Pip deflates. “Busted.”
“Indeed.” I raise an eyebrow at her, Spock-like, and add, “Fascinating,” just to make her smile. This smile is a real one, for all that it is watery and a little tremulous. “Was this your attempt at being subtle?”
“Maybe?” she says.
“You’ll have to try harder to trick a Shadow Hand of Hain,” I scold gently, and turn the stroller back out onto the sidewalk. We resume our slow meander down the pavement, shoppers and errand-runners flowing around us like fish amid the reeds.
Pip reaches out and takes my nearest hand. I am well able to steer the stroller with one hand at this pace, so I curl my gloved fingers around my wife’s and bring them up to kiss her breeze-chilled knuckles. Like her daughter, Pip dislikes gloves.
“And this failed subterfuge of yours, wife?” I say amiably, keeping my tone light so she knows that I am curious, and teasing, not accusing. “Is this your way of saying that I am getting fat again?”

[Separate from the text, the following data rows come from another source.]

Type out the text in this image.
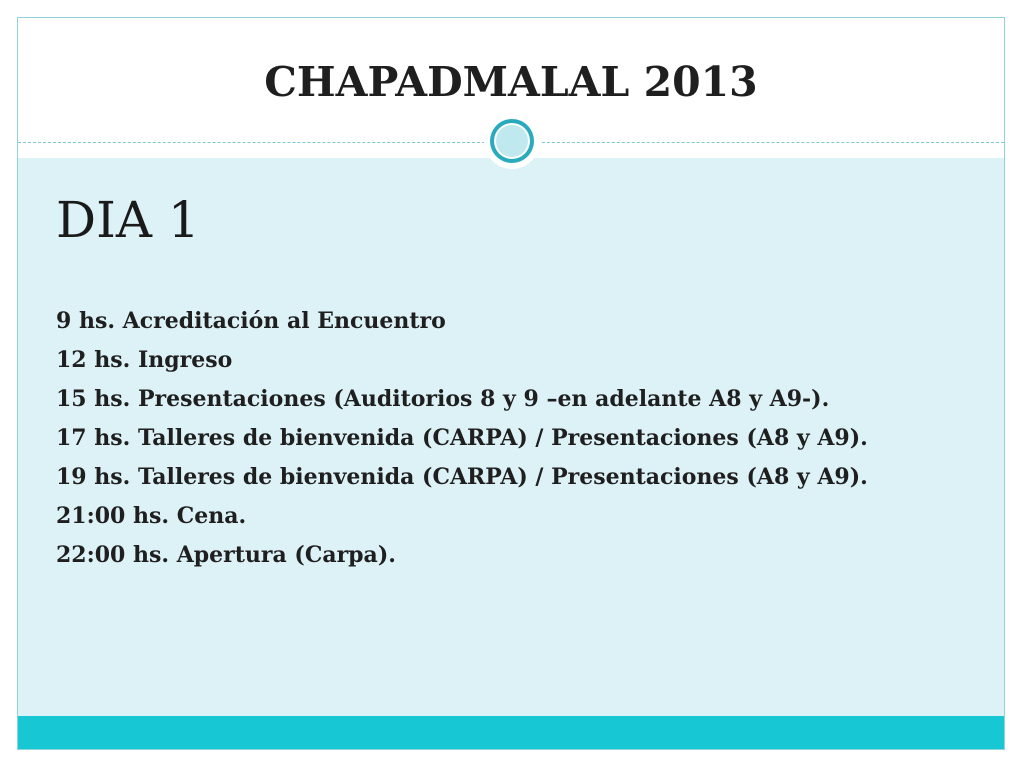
CHAPADMALAL 2013
DIA 1
9 hs. Acreditación al Encuentro
12 hs. Ingreso
15 hs. Presentaciones (Auditorios 8 y 9 –en adelante A8 y A9-).
17 hs. Talleres de bienvenida (CARPA) / Presentaciones (A8 y A9).
19 hs. Talleres de bienvenida (CARPA) / Presentaciones (A8 y A9).
21:00 hs. Cena.
22:00 hs. Apertura (Carpa).
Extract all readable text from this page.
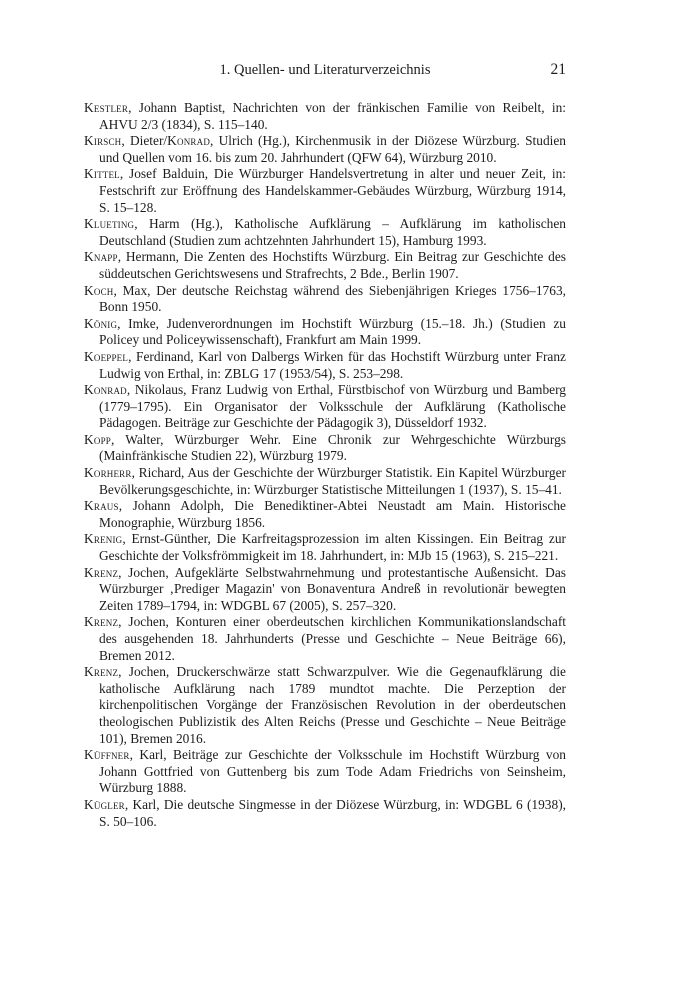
1. Quellen- und Literaturverzeichnis	21

Kestler, Johann Baptist, Nachrichten von der fränkischen Familie von Reibelt, in: AHVU 2/3 (1834), S. 115–140.

Kirsch, Dieter/Konrad, Ulrich (Hg.), Kirchenmusik in der Diözese Würzburg. Studien und Quellen vom 16. bis zum 20. Jahrhundert (QFW 64), Würzburg 2010.

Kittel, Josef Balduin, Die Würzburger Handelsvertretung in alter und neuer Zeit, in: Festschrift zur Eröffnung des Handelskammer-Gebäudes Würzburg, Würzburg 1914, S. 15–128.

Klueting, Harm (Hg.), Katholische Aufklärung – Aufklärung im katholischen Deutschland (Studien zum achtzehnten Jahrhundert 15), Hamburg 1993.

Knapp, Hermann, Die Zenten des Hochstifts Würzburg. Ein Beitrag zur Geschichte des süddeutschen Gerichtswesens und Strafrechts, 2 Bde., Berlin 1907.

Koch, Max, Der deutsche Reichstag während des Siebenjährigen Krieges 1756–1763, Bonn 1950.

König, Imke, Judenverordnungen im Hochstift Würzburg (15.–18. Jh.) (Studien zu Policey und Policeywissenschaft), Frankfurt am Main 1999.

Koeppel, Ferdinand, Karl von Dalbergs Wirken für das Hochstift Würzburg unter Franz Ludwig von Erthal, in: ZBLG 17 (1953/54), S. 253–298.

Konrad, Nikolaus, Franz Ludwig von Erthal, Fürstbischof von Würzburg und Bamberg (1779–1795). Ein Organisator der Volksschule der Aufklärung (Katholische Pädagogen. Beiträge zur Geschichte der Pädagogik 3), Düsseldorf 1932.

Kopp, Walter, Würzburger Wehr. Eine Chronik zur Wehrgeschichte Würzburgs (Mainfränkische Studien 22), Würzburg 1979.

Korherr, Richard, Aus der Geschichte der Würzburger Statistik. Ein Kapitel Würzburger Bevölkerungsgeschichte, in: Würzburger Statistische Mitteilungen 1 (1937), S. 15–41.

Kraus, Johann Adolph, Die Benediktiner-Abtei Neustadt am Main. Historische Monographie, Würzburg 1856.

Krenig, Ernst-Günther, Die Karfreitagsprozession im alten Kissingen. Ein Beitrag zur Geschichte der Volksfrömmigkeit im 18. Jahrhundert, in: MJb 15 (1963), S. 215–221.

Krenz, Jochen, Aufgeklärte Selbstwahrnehmung und protestantische Außensicht. Das Würzburger ‚Prediger Magazin' von Bonaventura Andreß in revolutionär bewegten Zeiten 1789–1794, in: WDGBL 67 (2005), S. 257–320.

Krenz, Jochen, Konturen einer oberdeutschen kirchlichen Kommunikationslandschaft des ausgehenden 18. Jahrhunderts (Presse und Geschichte – Neue Beiträge 66), Bremen 2012.

Krenz, Jochen, Druckerschwärze statt Schwarzpulver. Wie die Gegenaufklärung die katholische Aufklärung nach 1789 mundtot machte. Die Perzeption der kirchenpolitischen Vorgänge der Französischen Revolution in der oberdeutschen theologischen Publizistik des Alten Reichs (Presse und Geschichte – Neue Beiträge 101), Bremen 2016.

Küffner, Karl, Beiträge zur Geschichte der Volksschule im Hochstift Würzburg von Johann Gottfried von Guttenberg bis zum Tode Adam Friedrichs von Seinsheim, Würzburg 1888.

Kügler, Karl, Die deutsche Singmesse in der Diözese Würzburg, in: WDGBL 6 (1938), S. 50–106.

Pip snorts. She whips her hand out of mine, slides quick fingers as cold as eels under my pea coat and button-down shirt together, and pinches the little bubble of flesh over my hips that is caused by my belt.
“Yow!” I protest. “Pip, your hands are cold.”
Grinning, Pip flattens her whole palm against the small of my back, and I jump. Alis giggles at my discomfort, the traitor, but everything is made better when Pip slides her pinky and ring finger a little lower, dipping the pads of her fingers into my undergarments and scratching lightly at the upper swell of my buttocks.
“Stop,” I mutter. “Or I will be in no fit condition to remain in public.”
Pip giggles, free and happy, and that pleases me. Whatever worry brought us to the studio, it seems to have cleared now. Pip removes her hand from the back of my clothes and wraps it around my own once more.
“You’re not fat,” Pip reminds me. “And you never were.”
“But I am far more sedentary than I used to be. You must admit to that,” I point out.
“You can always come to the gym with me.”
I make a face at that, for Pip knows how greatly I dislike exercise for the sake of exercise. It is repetitive, and boring. If I were to exercise, I would much prefer for it to have a point—to work on skills like fencing, or archery, or to at least include a lovely view of the countryside, like horseback riding.